1. Start with $\hat{f}(x)=0$ and $r_i = y_i$.

2. For $b=1, ..., B$ repeat the following:


* (a) Fit a model $\hat{f}^b$ to with the predictors $X$ and the response variable $r$.

* (b) Update $\hat{f}(x)$ by adding a sparse version of the new model: 

$$ \hat{f}(x) \leftarrow \hat{f}(x) + \lambda \hat{f}^b(x)$$

* (c) Update the residuals

$$ r_i \leftarrow r_i + \lambda \hat{f}^b(x)$$

3. Generate boosted model $\hat{f}(x)$ 

$$\hat{f}(x) = \sum_{b=1}^B \lambda \hat{f}^b(x)$$ 

<br>

This model learns very slowly because it relies on the residuals from previous steps. This means that the efficiency of previous models determines the how well the later models do. The shrinkage parameter $\lambda$ further slows this down, forcing a more sparse, restricted subset of data to be considered for the fit. In the case of decision trees, it forces the trees to have different shapes. This puts a lot of energy into "eating" the residual variance.

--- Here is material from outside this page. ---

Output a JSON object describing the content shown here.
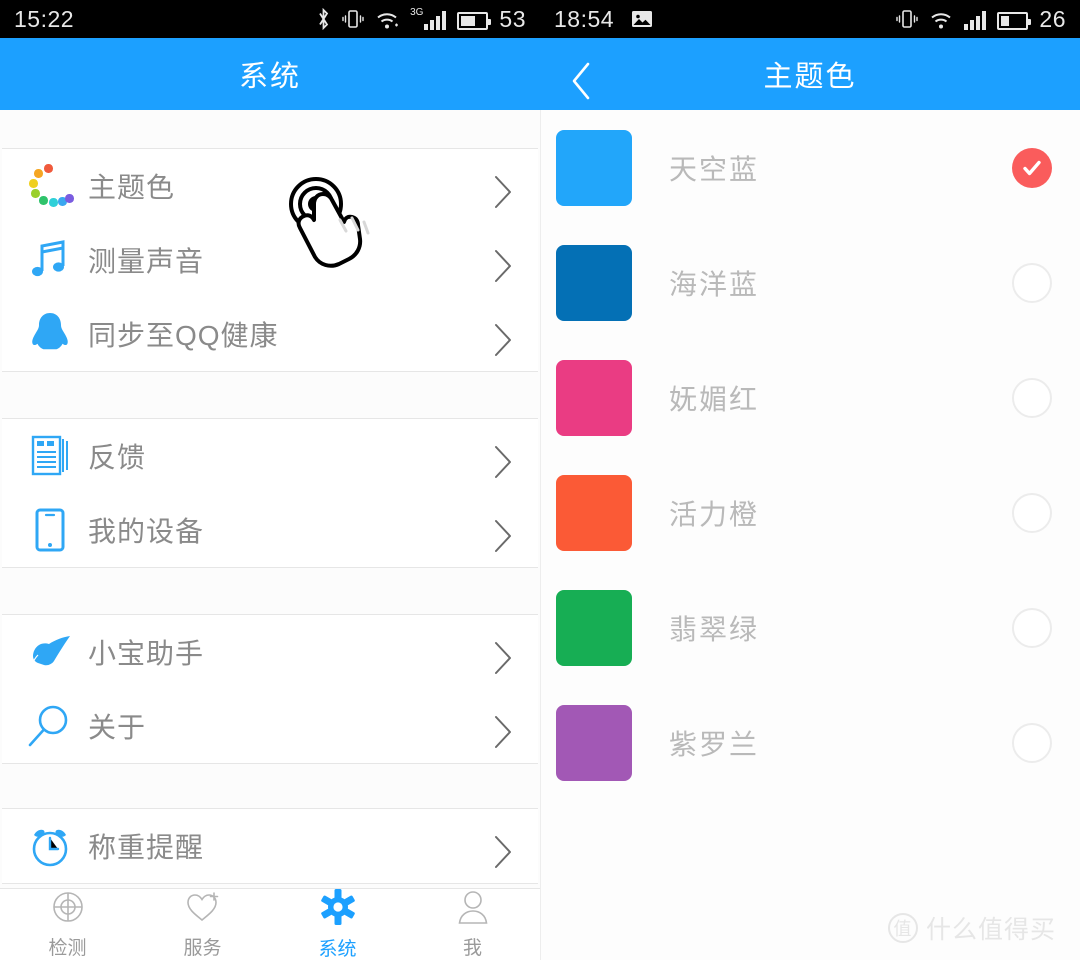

In the context of decision trees, boosting has 3 parameters that you need to tune: the number of trees ($B$), the shrinkage parameter ($\lambda$), and the number of allowed splits in each tree ($d$). This last parameter $d$ controls the model complexity. 

But the advantage is that, if you have enough power to tune each of these three parameters, then boosting gives you the most robust predictive power with tree models, out performing even random forest. However, this does come at a cost of time.